I. L'effet prix : une décennie où la valeur se découple des volumes
Une explosion de la valeur unitaire tirée par le cours de l'argent
La dynamique la plus marquante de la période est le découplage entre valeurs et volumes. Côté exportations, la valeur a progressé de 126,9 % (de 316 M€ à 717 M€), alors que les quantités en tonnes nettes ont chuté de 42,5 % (de 2 378 t à 1 366 t). Ce paradoxe s'explique par une hausse du prix moyen à l'exportation de 295,5 %, passant de 132 660 €/t en 2015 à 524 609 €/t en 2025 (aperçu général).

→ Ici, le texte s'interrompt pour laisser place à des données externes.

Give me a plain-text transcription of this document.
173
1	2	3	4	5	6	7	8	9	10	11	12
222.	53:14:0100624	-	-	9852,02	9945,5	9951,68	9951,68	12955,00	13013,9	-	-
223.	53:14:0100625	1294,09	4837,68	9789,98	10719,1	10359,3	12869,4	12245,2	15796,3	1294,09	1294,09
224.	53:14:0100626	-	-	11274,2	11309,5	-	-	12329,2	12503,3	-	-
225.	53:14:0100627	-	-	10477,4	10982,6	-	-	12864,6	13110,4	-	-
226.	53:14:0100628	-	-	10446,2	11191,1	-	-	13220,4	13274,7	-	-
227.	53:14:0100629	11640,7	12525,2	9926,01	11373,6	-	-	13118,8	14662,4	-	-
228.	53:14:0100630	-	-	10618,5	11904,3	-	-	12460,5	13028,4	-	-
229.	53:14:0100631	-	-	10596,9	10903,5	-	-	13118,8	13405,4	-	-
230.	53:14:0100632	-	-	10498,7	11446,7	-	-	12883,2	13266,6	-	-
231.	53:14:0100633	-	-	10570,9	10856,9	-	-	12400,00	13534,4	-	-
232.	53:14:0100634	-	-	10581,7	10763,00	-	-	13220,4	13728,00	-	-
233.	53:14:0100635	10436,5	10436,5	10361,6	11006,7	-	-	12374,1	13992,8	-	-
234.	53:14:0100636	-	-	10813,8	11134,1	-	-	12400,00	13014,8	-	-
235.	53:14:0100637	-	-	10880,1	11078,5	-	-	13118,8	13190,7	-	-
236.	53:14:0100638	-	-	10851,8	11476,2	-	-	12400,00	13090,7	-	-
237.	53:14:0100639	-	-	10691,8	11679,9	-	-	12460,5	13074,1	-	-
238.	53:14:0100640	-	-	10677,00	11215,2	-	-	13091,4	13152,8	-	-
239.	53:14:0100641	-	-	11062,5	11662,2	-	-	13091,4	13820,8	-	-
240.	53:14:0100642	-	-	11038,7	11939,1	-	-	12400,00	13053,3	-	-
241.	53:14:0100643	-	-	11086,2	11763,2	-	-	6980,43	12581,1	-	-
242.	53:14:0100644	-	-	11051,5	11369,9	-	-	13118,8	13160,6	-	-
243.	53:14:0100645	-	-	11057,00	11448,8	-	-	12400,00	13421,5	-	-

| Indicateur | 2015 | 2025 | Variation |
|---|---|---|---|
| Valeur exportations (M€) | 316,0 | 717,0 | +126,9 % |
| Volume exportations (t net) | 2 377,6 | 1 366,5 | −42,5 % |
| Prix moyen export (€/t) | 132 660 | 524 609 | +295,5 % |
| Valeur importations (M€) | 97,6 | 239,6 | +145,5 % |
| Volume importations (t net) | 507,8 | 622,9 | +22,7 % |
| Prix moyen import (€/t) | 192 114 | 384 485 | +100,1 % |
Côté importations, la valeur a progressé de 145,5 % (de 97,6 M€ à 239,6 M€) avec un volume en hausse modérée de 22,7 %. Le prix moyen à l'importation a doublé (+100,1 %). L'UE importe désormais de l'argent mi-ouvré à un prix unitaire plus bas qu'elle ne l'exporte (384 485 €/t contre 524 609 €/t en 2025), ce qui reflète une différence de degré de transformation : l'UE importe des formes moins abouties et exporte des produits à plus forte valeur ajoutée.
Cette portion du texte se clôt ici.